Com precisão e magia, Drauzio Varella relata paisagens, dramas, histórias locais e a potência do grande afluente do Amazonas

31mar2025

Drauzio Varella está numa maratona de entrevistas. O médico, escritor, divulgador científico (e maratonista de fato) de 81 anos acaba de lançar O sentido das águas: histórias do Rio Negro. Em seu novo livro, ele conta das paisagens e pessoas que encontrou, histórias que viveu e descobertas feitas em suas viagens pelo alto e médio rio Negro, na Amazônia.

Varella percorreu a região amazônica por mais de três décadas, a bordo do barco Escola da Natureza, da Unip (Universidade Paulista), em um projeto para identificar, catalogar e isolar moléculas de espécies vegetais da região que podem ser usadas no tratamento de tumores malignos e infecções causadas por bactérias resistentes a antibióticos.

Fotografia tiradas pelo médico e escritor Drauzio Varella durante as viagens pelo Rio Negro, na Amazônia (Divulgação)

Mas nem só de ciência dura vive o homem.
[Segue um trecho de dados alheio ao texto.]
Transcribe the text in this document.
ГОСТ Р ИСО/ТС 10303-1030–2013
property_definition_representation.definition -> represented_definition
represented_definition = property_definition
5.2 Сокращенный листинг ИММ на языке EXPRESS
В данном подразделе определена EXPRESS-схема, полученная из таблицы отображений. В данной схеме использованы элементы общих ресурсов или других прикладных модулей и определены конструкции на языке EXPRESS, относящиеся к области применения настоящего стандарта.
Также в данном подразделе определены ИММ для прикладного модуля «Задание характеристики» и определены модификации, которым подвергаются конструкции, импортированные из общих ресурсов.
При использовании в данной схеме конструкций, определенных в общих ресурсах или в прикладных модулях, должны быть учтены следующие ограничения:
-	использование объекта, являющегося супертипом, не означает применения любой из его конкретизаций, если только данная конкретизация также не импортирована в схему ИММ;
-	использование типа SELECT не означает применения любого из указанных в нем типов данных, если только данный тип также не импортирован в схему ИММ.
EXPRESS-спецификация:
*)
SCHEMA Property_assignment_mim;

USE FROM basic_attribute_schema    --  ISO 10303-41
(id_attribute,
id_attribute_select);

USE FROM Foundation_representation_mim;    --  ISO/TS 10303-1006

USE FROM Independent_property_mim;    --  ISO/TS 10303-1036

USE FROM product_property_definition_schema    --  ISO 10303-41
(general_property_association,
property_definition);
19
O deslumbramento com a paisagem, o interesse pela vida das pessoas, pela história do Brasil e suas questões sociais e ambientais urgentes levaram o autor do premiado Estação Carandiru (Companhia das Letras, 1999) a colocar as vivências no rio Negro no papel, “pelo prazer de escrever mesmo e pelo prazer de documentar” — embora tenha dito à Quatro Cinco Um que não se achava à altura de escrever um livro sobre aquela região. 

Varella percorreu a região amazônica por mais de três décadas, a bordo do barco Escola da Natureza

Para encarar a missão, diz ter se preparado muito, com leituras de ficção e não ficção e com especialistas de áreas como antropologia, botânica e história e instituições que atuam na região, como a foirn (Federação das Organizações Indígenas do Rio Negro) e o isa (Instituto Socioambiental).

Na entrevista a seguir, Varella conta um pouco da viagem que foi fazer esse novo livro.

Você já deve ter ouvido essa pergunta mil vezes, mas é inevitável: como consegue fazer tantas coisas? 
Um dos segredos é não entrar nas redes sociais. Eu faço um trabalho educativo no meu canal no YouTube, mas gravo e deixo o pessoal cuidar das redes. Elas têm esse lado bom, de dar acesso [à informação]. Há algum tempo, era a TV que fazia isso, hoje são as redes sociais. 

O fato de ser uma figura pública e aparecer na televisão facilitou o acesso às pessoas da região?
De um lado isso facilita, de outro cria uma relação um pouco esquisita. Eu chegava em uma pequena comunidade no médio rio Negro e aparecia alguém dizendo: “Como vai, doutor? A gente conhece o senhor”. E acabava aí. Eu fazia muitas perguntas: “quantas pessoas moram aqui? Como está o rio, teve muita seca?”. Queria saber de tudo. E eles não faziam uma pergunta a meu respeito. 

No livro há uma menção sobre isso, quando volta ao local onde adquiriu  febra amarela…
Depois do que aconteceu comigo, o serviço rural vacinou todo mundo daquela comunidade. Quando voltei para lá, uma senhora indígena disse que achavam que nuca mais voltaria; o chefe da comunidade me contou que o filho teve febre amarela com dois anos, mas não morreu. Pronto, foi tudo. Ninguém me perguntou o que tinha acontecido comigo, não se interessam por nossas vidas.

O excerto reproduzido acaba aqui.